I got off the air at 6 AM, met the morning man – a surely bitter fellow with a great voice and nothing else. The fact that I was funny, he hated me instantly. The program director arrived, said he was thrilled with how I sounded, and took me to breakfast at the IHOP, where it turns out, those mermaids were just the cleaning crew.
So after a good late morning sleep, the Beaver Cleaver show premiered on WDRQ at 6 that night. Got a call from the PD that I sounded great.
Things were going well and would remain that way… for another eight hours. The program director called me into his office. Apparently there was a problem. The station’s “consultant” had heard me and felt I needed a slight adjustment in my act. He wanted me to scream more. By more he meant every time I opened my mouth. The evening jock should sound super high energy and the way to achieve that (according to this moron) was to have the disc jockey scream. And I had no choice. Either scream or be fired after one day.
I frantically sent out audition tapes, and a few months later was offered a job at KYA, San Francisco. The WDRQ program director thought I was crazy taking that job. If I stuck it out in Detroit for a year I could get to Boston. A year? I’d sound like Kenny Rodgers by then. Plus, what’s wrong with San Francisco?
About a month later I received a letter from the program director. He had forwarded a petition some high school circulated to try to get me back on WDRQ. I still have it of course. It’s my most cherished keepsake from my radio days.

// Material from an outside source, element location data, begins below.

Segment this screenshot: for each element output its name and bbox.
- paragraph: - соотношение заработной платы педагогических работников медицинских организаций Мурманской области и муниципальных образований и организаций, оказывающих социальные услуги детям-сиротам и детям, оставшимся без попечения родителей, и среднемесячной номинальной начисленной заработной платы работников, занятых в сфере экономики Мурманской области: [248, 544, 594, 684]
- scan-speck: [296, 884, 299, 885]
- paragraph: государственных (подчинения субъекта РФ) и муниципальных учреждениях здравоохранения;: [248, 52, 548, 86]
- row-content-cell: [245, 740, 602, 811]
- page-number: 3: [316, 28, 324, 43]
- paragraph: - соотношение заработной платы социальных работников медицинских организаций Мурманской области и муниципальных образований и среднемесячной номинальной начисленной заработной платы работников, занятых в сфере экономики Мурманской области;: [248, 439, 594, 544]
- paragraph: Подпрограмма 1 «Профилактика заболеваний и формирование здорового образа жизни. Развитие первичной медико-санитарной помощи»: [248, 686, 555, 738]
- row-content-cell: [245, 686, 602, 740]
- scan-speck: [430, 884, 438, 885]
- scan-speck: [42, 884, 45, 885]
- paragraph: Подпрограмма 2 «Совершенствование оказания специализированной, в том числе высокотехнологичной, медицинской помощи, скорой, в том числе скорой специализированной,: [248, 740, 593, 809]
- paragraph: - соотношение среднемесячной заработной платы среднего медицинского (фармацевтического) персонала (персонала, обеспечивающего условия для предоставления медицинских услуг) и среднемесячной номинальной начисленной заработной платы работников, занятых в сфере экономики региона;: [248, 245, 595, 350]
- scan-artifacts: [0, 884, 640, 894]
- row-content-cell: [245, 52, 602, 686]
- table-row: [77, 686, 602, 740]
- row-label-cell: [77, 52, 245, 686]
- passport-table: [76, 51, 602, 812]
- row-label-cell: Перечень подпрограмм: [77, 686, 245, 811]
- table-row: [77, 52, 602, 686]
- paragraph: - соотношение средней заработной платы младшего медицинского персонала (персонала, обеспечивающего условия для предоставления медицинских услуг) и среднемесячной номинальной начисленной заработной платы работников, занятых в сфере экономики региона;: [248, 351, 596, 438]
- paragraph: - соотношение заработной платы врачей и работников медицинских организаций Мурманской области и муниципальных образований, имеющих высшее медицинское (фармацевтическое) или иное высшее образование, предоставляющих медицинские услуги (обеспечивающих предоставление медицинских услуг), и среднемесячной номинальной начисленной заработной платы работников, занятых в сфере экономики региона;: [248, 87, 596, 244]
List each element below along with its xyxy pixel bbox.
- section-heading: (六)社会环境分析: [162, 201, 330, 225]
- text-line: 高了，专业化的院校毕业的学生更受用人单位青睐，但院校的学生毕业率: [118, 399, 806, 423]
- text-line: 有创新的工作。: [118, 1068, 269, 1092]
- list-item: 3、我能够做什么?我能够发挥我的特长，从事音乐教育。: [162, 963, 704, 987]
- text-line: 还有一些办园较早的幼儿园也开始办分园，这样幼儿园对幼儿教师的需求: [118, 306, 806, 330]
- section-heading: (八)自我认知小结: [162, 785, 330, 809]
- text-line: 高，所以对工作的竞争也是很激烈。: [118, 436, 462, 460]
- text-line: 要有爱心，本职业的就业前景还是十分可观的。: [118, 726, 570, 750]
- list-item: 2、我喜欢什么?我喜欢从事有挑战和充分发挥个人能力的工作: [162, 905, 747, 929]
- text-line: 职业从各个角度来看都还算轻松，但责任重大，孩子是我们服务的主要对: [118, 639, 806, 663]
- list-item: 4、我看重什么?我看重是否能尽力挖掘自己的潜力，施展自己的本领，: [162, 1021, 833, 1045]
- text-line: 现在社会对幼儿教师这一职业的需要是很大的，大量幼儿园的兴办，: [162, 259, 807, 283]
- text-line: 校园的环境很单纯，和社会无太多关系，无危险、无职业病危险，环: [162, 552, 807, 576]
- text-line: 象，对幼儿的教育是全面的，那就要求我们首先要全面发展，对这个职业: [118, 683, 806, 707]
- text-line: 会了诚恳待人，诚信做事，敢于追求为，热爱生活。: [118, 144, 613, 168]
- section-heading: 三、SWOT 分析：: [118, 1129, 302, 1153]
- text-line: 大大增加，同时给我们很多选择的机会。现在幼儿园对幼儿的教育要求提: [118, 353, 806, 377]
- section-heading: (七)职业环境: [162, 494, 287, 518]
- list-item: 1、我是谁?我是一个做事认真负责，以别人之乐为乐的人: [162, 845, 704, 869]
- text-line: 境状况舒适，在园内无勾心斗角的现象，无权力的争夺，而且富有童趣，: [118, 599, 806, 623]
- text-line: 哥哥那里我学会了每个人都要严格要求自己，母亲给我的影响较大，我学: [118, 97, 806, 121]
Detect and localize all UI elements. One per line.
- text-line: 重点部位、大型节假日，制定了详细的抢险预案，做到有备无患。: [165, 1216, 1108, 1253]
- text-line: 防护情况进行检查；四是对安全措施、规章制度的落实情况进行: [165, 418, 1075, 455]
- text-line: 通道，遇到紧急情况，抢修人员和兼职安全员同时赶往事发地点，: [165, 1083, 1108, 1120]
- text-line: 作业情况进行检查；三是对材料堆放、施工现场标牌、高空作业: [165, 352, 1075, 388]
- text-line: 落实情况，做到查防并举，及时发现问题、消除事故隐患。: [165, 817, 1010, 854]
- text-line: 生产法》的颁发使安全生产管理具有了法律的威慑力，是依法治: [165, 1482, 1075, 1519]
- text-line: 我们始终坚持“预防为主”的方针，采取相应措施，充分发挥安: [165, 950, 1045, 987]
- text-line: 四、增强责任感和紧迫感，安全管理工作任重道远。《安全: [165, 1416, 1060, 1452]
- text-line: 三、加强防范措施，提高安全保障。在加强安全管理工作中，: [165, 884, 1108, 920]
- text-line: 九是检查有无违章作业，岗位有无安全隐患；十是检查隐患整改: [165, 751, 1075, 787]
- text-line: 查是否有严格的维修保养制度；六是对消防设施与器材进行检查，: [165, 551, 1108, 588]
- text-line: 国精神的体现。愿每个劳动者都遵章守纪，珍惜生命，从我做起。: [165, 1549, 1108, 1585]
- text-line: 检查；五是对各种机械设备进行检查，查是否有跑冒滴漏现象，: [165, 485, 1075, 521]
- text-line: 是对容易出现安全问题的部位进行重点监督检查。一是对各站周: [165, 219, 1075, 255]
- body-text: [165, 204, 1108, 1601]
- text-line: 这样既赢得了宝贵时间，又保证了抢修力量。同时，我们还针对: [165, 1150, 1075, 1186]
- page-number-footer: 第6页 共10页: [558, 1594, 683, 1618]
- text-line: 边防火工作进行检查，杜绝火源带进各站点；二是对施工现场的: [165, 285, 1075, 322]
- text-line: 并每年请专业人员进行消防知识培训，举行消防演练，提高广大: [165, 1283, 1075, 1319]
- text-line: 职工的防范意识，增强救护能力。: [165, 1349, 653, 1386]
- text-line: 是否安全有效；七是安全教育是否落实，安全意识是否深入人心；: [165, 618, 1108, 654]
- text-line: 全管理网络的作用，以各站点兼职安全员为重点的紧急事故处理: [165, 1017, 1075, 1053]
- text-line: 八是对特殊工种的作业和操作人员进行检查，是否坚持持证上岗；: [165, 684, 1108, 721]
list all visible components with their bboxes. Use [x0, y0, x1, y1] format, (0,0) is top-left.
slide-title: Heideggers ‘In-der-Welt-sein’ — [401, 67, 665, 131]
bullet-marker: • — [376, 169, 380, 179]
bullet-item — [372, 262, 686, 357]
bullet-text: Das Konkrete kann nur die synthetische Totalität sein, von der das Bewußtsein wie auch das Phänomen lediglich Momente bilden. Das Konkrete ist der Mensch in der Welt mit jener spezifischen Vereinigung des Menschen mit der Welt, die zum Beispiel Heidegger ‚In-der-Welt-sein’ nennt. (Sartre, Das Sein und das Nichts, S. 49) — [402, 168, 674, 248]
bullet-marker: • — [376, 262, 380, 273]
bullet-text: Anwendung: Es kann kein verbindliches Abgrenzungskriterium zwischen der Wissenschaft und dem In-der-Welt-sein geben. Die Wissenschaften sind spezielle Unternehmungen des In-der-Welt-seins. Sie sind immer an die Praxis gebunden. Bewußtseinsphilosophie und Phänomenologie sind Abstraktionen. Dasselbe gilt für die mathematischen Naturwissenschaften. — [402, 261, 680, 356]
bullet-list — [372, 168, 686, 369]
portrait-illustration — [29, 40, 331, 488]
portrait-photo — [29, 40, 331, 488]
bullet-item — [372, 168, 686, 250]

My first time back in Detroit since those days was when I was broadcasting for the Orioles in 1991. I rented a car and thought I’d tool around the old haunts. The neighborhood where WDRQ was located in my day was an absolute war zone. Not that it was ever Park Ave. to begin with, but now the street was littered with graffiti, squalor, and the folks screaming were not introducing Motown records. I haven’t been back since. Although, I must admit, I’m a little curious. Today it’s probably gentrified and gorgeous and all the apartments have been refurbished – now with hardwood floors and the meth labs removed – and it’s the happening place to live in Detroit. Or it’s been razed to the ground. Either way, there should be a plaque -- to WDRQ, or, as I used to call it on the air -- W-Dreck.
This was a re-post from four years ago. For some reason my stories of getting bitch slapped in radio are very popular.